Trotzdem sorgt gerade die Gitarre für die Eigenständigkeit der Musik von Liiek. Ihre Melodien sorgen für Assoziationen zu The Cure, über Joy Division, bis hin zu Bloc Party und The Gossip. Die üblichen Post-Punker gar nicht erst mitgezählt. Und dank Ideenreichtum und künstlerisch wertvoller Färbung fühlt man sich wieder daran erinnert, dass sogar David Bowie eine Zeit lang ein Einwohner Berlins war. In fast schon wahnwitzigem Kontrast dazu fühlt man sich auch an die Machart frühen Deutschpunks erinnert, würden Liiek denn auch auf Deutsch und nicht auf Englisch singen. Ihr seht schon, Liiek bieten alles, nur keinen Einheitsbrei. Wer also denkt, er/sie habe schon alle Waggons des Post-Punk-Zugs durchgezählt, mag mit “Deep Pore” doch noch eines besseren belehrt werden können. Üüüberraschung!!

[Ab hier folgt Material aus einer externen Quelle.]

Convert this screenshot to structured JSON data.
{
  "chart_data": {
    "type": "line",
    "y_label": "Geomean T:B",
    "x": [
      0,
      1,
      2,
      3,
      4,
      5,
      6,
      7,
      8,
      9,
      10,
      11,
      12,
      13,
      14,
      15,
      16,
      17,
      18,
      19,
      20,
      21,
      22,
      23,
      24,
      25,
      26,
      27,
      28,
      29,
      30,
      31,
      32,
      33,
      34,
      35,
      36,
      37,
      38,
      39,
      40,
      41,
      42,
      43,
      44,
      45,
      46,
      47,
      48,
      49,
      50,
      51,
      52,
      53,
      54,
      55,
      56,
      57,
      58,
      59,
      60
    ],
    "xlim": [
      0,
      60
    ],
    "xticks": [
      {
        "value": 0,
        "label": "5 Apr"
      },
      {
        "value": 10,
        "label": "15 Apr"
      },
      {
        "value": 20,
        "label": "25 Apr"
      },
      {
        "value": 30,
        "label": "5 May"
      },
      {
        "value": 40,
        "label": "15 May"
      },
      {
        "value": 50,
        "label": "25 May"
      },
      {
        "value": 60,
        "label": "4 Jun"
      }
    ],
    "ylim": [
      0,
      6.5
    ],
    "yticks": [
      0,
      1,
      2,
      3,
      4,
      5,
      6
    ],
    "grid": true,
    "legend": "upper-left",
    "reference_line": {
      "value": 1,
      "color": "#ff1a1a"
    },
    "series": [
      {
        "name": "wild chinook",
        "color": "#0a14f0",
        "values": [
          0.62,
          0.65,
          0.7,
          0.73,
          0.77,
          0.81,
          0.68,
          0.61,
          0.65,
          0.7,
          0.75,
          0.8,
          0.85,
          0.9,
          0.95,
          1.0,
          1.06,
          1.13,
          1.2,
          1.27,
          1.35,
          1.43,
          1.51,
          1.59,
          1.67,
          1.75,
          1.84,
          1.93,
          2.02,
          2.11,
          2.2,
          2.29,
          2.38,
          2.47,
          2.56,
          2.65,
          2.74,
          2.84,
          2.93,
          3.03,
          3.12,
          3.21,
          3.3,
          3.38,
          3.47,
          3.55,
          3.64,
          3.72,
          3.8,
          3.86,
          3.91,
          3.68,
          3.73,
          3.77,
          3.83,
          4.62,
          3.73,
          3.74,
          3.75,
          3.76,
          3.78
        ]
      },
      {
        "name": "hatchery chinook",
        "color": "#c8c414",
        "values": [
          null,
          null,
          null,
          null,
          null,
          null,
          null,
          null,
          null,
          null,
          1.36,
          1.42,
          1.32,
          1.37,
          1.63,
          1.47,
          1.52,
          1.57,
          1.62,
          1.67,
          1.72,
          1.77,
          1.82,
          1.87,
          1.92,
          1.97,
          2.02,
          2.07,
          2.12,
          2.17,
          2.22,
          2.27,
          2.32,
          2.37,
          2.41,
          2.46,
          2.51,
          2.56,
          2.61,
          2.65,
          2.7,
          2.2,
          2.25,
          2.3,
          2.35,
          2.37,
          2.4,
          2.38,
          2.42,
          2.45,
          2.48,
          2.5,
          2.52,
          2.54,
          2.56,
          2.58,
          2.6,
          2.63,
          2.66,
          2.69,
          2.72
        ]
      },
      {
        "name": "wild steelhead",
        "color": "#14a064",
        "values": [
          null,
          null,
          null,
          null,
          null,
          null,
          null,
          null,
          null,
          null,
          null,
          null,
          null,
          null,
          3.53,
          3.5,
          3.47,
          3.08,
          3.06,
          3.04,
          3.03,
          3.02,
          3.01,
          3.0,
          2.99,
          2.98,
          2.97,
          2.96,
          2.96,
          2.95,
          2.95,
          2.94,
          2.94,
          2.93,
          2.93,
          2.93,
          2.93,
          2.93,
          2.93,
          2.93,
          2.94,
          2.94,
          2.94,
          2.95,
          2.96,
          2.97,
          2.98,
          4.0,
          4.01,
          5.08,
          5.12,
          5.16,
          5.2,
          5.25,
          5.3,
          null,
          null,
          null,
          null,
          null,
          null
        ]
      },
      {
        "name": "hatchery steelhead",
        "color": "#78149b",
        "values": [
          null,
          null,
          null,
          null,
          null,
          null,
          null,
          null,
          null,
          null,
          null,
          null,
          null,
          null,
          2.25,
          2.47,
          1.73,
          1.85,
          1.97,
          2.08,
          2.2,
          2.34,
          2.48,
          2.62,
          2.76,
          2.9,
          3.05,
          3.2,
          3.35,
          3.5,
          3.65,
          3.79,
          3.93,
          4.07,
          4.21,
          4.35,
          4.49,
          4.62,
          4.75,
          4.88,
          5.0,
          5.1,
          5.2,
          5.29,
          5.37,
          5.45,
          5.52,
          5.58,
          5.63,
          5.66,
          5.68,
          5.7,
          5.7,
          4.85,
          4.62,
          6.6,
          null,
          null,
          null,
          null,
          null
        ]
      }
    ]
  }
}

Bezüglich der Optik gilt es vor allem das Label zu loben. Dieses ist in seiner Machart an diese Standardlabels aus den 70ern angelehnt. Schlicht, aber legendär. Auf dem Cover ist dem Zebramuster etwas Farbe beigemischt. Aber ja nicht zu viel, ist ja schließlich Post-Punk. Sticht für meinen Geschmack nicht sonderlich hervor, will und soll es vermutlich aber auch nicht. Infos gibt es quasi keine, aber auch das ist wohl Absicht. Ganz nett dagegen die beiliegende Karte mit kurzer, jedoch prägnanter Message. Diese bleibt aber eine… Üüüberraschung! (Oder ihr schaut euch die nachfolgenden Bilder an, zwinker!). Zu haben ist das Liiek‘sche Überraschungspaket direkt bei der Band, oder bei Adagio 830.